Dan Rains

No. 53
- Position: Linebacker

Personal information
- Born: April 26, 1956 (age 69) Rochester, Pennsylvania, U.S.
- Height: 6 ft 1 in (1.85 m)
- Weight: 224 lb (102 kg)

Career information
- High school: Hopewell (Pennsylvania)
- College: Cincinnati
- NFL draft: 1978: undrafted

Career history
- Philadelphia Eagles (1978)*; Chicago Bears (1982–1986);
- * Offseason and/or practice squad member only

Career NFL statistics
- Fumble recoveries: 2
- Stats at Pro Football Reference

= Dan Rains =

American football player (born 1956)

Daniel Paul Rains (born April 26, 1956) is an American former professional football player who was a linebacker for four seasons with the Chicago Bears of the National Football League (NFL).

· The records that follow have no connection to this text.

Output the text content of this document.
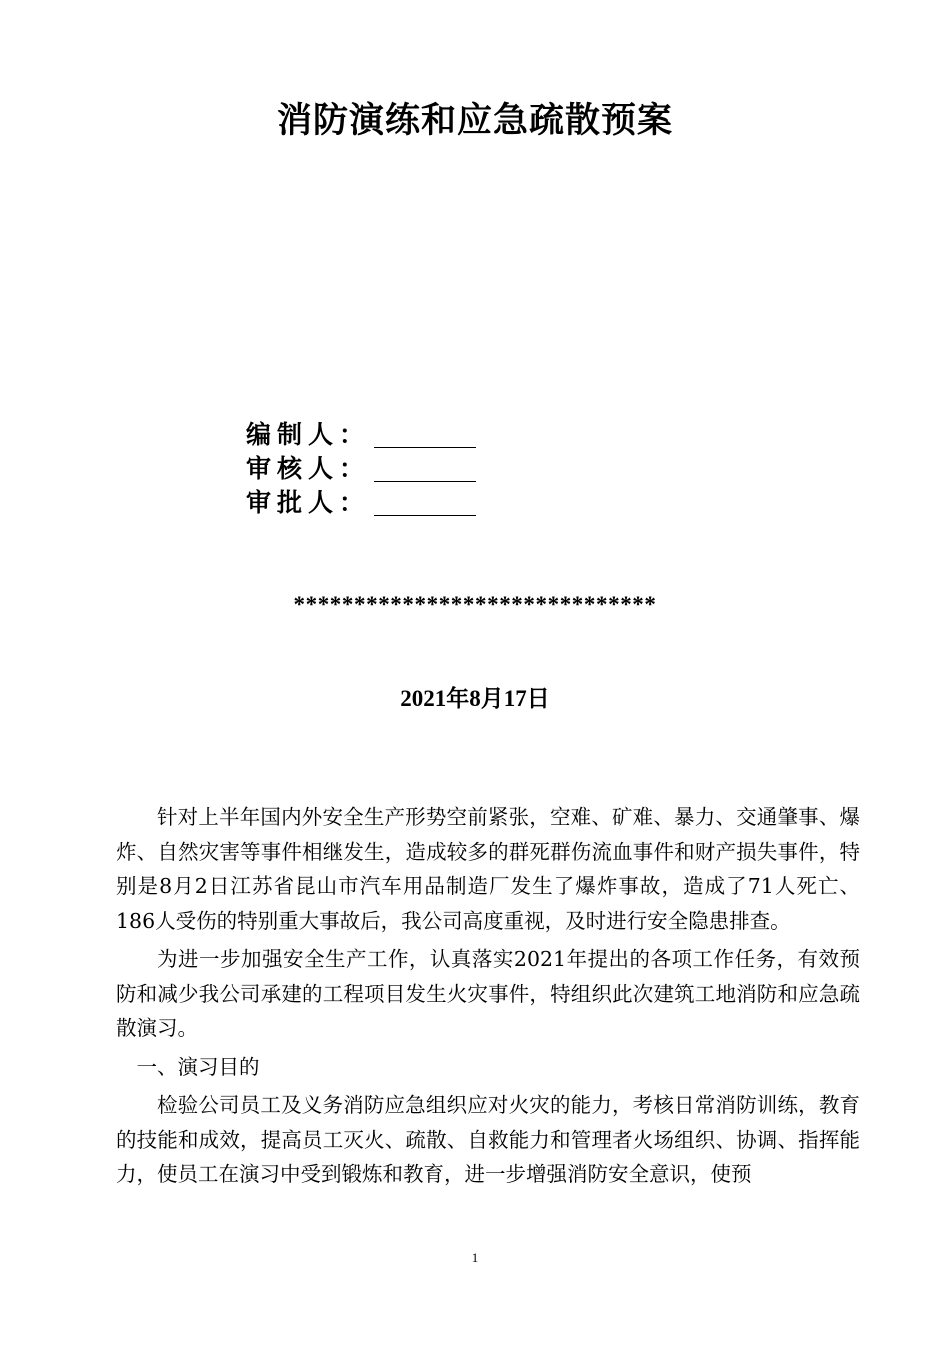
消防演练和应急疏散预案
编制人：
审核人：
审批人：
******************************
2021年8月17日

针对上半年国内外安全生产形势空前紧张，空难、矿难、暴力、交通肇事、爆炸、自然灾害等事件相继发生，造成较多的群死群伤流血事件和财产损失事件，特别是8月2日江苏省昆山市汽车用品制造厂发生了爆炸事故，造成了71人死亡、186人受伤的特别重大事故后，我公司高度重视，及时进行安全隐患排查。

为进一步加强安全生产工作，认真落实2021年提出的各项工作任务，有效预防和减少我公司承建的工程项目发生火灾事件，特组织此次建筑工地消防和应急疏散演习。

一、演习目的

检验公司员工及义务消防应急组织应对火灾的能力，考核日常消防训练，教育的技能和成效，提高员工灭火、疏散、自救能力和管理者火场组织、协调、指挥能力，使员工在演习中受到锻炼和教育，进一步增强消防安全意识，使预

1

He played college football for the Cincinnati Bearcats. He was a member of the 1985 Chicago team that won Super Bowl XX following the 1985 NFL season. He was also a member of the "Shuffling Crew" in the video for "The Super Bowl Shuffle".

Rains was the fullback of fellow Hopewell teammate, Tony Dorsett of the Pittsburgh Panthers and Dallas Cowboys fame.